Facing declining revenues and increasing budget shortfalls, many states have found a new way to raise significant money; through enforcement of existing tax laws. From residency audits of individuals to collection of sales, income and payroll taxes from out of state businesses, if you are not complying with state tax laws, you are flirting with disaster.
In recent years, New York State has collected billions of tax dollars from people who maintained a residence in New York but claimed to be a resident of another state (often Florida). If you maintain a residence in New York and enter the state more than 182 days, you are a New York resident, and subject to all its tax laws. Maintaining a residence can be owning or renting, and entering the state can be going to work; you do not have to spend the night or even visit the residence. If you do spend the night, it automatically counts as two days, the first is the day you go to sleep and the second is the day you wake up. If you have a house anywhere in New York State work in Manhattan every day, you are a New York resident who is subject to New York State income tax, because you maintain living quarters and enter the state more than 182 days during the year.
There is also bad news for New Jersey people who claim residency in another state - the New York State Tax Commissioner who did all this good work has just started working for Governor Christie, so get ready for a lot of residency audits. Do you spend the winter in Florida and keep your house in New Jersey, but claim to be a Florida resident? If you do, must keep records and documentation to prove where you are each and every day of the year.
As bad as it may be for individuals, the potential ramifications are much worse for business. Let's say you have a business in New Jersey, and your customers are all located in the state. Your business sells something, say household appliances. One day you get a call from someone in New York City who wants to buy a washing machine. You sell him the washing machine, deliver it to his location, remove the old washing machine, and install the new one. And by the way, since you are a New Jersey company and not registered for New York tax, you don't bother collecting New York Sales Tax. He is so happy to save 8.8% sales tax, he tells all his friends, and before you know it you are making deliveries every week. You also forget to tell your CPA about the New York sales. Several years go by, and you get a notice from New York. What taxes are you liable for? New York State and City income taxes, payroll taxes, and sales taxes, and if your business is a partnership or LLC taxed as a partnership, the partners are liable for New York nonresident personal income tax as well.
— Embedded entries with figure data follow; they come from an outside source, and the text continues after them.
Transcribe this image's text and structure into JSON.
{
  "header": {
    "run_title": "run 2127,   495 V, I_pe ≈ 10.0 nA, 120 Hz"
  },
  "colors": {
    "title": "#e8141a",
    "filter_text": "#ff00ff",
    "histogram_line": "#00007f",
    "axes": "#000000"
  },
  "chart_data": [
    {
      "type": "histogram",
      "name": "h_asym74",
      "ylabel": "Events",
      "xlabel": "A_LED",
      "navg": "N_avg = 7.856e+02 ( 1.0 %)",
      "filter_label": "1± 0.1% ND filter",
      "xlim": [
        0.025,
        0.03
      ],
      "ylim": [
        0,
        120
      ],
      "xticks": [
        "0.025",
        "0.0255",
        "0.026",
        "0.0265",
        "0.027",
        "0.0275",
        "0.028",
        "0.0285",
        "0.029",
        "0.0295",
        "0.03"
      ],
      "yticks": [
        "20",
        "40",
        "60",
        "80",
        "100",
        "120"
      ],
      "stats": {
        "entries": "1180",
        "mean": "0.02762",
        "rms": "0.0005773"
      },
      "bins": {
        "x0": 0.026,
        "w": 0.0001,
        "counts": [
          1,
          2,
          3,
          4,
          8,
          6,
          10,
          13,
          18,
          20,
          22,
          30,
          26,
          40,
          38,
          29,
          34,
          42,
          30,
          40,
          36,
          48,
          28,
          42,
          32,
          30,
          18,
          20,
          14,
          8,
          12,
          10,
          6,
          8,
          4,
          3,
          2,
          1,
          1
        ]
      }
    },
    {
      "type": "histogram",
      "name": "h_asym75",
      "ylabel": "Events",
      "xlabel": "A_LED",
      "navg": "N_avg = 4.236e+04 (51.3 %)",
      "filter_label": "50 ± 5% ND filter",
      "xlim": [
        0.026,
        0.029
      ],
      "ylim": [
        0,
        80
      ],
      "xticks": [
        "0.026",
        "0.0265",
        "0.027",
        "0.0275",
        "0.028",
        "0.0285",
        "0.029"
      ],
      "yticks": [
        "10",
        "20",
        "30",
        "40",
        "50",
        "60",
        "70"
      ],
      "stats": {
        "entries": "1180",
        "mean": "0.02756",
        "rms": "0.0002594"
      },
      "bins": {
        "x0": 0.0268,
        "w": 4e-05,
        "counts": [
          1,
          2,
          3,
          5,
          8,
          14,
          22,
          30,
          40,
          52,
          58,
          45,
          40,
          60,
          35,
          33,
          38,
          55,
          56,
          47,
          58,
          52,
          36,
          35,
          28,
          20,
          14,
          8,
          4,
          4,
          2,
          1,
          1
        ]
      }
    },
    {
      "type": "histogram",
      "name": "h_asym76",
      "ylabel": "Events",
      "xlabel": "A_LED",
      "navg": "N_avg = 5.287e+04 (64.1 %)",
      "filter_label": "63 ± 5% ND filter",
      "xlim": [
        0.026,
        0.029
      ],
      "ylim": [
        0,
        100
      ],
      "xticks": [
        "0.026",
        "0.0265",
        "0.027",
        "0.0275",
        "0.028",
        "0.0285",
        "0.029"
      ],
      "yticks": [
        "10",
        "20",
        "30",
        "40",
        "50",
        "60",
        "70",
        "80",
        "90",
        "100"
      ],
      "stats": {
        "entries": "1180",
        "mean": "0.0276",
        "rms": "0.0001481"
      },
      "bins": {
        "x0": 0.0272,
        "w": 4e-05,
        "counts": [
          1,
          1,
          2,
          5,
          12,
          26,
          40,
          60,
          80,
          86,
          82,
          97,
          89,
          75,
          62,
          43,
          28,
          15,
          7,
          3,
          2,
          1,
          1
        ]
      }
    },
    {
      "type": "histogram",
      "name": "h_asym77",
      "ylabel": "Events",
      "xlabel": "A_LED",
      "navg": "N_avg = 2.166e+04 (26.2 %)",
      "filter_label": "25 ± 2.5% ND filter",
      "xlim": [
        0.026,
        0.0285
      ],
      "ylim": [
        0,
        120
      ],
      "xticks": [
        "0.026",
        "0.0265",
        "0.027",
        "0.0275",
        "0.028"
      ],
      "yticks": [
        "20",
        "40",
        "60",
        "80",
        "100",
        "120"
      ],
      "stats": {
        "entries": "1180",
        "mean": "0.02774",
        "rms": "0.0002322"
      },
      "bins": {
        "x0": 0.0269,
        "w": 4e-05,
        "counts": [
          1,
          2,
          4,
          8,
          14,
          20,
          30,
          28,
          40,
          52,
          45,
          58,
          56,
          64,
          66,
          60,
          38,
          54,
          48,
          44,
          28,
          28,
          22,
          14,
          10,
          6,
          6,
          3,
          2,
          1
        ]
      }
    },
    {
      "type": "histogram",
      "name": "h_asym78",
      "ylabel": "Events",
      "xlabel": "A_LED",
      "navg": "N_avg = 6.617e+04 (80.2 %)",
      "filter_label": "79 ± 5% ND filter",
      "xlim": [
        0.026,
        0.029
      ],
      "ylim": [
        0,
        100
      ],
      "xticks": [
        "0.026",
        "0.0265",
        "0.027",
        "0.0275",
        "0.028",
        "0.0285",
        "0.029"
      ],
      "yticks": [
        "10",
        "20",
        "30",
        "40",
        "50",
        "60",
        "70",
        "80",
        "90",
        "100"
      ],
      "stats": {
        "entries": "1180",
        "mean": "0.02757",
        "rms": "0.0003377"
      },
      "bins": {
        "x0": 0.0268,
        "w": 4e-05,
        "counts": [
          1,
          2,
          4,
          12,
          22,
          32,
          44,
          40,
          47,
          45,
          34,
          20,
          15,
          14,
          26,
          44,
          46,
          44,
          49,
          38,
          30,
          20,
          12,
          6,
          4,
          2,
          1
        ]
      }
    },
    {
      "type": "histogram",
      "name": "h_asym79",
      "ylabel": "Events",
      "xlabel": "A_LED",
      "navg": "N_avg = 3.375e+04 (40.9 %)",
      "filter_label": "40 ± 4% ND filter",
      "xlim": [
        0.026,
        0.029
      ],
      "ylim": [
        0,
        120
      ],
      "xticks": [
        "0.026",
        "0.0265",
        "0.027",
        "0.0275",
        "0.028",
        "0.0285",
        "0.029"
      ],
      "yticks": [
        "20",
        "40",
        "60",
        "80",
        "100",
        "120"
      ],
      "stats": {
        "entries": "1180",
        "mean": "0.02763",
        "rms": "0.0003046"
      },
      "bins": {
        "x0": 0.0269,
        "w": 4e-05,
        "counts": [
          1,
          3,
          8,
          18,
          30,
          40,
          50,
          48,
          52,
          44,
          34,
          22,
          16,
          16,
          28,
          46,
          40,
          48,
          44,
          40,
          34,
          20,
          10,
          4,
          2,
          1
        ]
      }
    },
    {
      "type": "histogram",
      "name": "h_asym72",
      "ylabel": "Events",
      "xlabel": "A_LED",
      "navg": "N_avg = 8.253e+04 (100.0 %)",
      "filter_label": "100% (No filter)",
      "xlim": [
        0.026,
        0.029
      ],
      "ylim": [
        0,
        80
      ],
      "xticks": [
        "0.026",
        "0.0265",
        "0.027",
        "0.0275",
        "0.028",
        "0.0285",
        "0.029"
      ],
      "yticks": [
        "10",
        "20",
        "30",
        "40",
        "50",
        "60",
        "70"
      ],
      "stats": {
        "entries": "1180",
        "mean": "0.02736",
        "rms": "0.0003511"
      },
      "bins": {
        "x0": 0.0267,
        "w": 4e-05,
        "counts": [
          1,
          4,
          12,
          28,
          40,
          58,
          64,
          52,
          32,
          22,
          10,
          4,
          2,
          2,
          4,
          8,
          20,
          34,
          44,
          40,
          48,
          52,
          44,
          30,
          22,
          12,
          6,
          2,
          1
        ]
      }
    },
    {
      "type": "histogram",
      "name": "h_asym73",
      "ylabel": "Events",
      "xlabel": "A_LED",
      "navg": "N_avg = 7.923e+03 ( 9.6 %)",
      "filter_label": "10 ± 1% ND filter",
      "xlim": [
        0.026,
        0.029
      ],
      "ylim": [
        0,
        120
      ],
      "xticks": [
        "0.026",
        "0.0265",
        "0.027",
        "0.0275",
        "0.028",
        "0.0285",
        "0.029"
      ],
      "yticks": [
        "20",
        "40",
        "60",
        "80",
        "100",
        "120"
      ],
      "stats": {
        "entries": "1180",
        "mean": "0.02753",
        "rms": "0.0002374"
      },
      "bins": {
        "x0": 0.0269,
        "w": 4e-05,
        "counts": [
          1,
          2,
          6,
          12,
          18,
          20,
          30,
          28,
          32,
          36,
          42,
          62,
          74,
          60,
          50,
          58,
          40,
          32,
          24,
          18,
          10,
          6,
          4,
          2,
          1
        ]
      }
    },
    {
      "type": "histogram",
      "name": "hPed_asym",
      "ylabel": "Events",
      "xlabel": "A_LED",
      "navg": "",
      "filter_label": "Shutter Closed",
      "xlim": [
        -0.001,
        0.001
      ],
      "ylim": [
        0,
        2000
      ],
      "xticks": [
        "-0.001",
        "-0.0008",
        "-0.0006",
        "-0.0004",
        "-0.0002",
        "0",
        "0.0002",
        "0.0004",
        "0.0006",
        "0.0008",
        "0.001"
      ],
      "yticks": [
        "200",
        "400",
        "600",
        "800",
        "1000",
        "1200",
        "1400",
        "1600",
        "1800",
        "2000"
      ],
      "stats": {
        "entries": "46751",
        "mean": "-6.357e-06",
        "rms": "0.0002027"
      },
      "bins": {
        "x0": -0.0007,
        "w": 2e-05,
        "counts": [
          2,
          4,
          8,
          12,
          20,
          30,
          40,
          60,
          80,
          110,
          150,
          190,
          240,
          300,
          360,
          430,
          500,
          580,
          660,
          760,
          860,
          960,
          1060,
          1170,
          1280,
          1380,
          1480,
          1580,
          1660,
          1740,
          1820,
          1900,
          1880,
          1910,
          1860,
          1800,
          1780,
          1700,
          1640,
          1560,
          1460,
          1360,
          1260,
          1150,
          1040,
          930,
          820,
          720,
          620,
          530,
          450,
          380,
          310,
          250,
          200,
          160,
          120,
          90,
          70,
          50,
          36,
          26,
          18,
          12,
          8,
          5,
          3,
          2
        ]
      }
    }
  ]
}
In these situations, sales tax is often the biggest problem, the one that may put you out of business. Even though you did not collect sales tax, you are still responsible for remitting it for all taxable sales. With the addition of penalties and interest, the liability can be staggering.
One more thing that often suprises business owners is use tax. If you purchase a taxable goods or services and the seller does not collect sales tax, you are required to voluntarily remit the tax to the State. If you are audited by the State and the auditor identifies purchases on which you should have paid sales tax but did not, you will be required to pay the tax, plus penalties and interest. The fact that the seller should have collected tax but did not will not relieve you of this liability.
The consequences of noncompliance with State tax laws can be devastating to a business. Now is the time to conduct a review of your business operations to identify and deal with State tax compliance issues.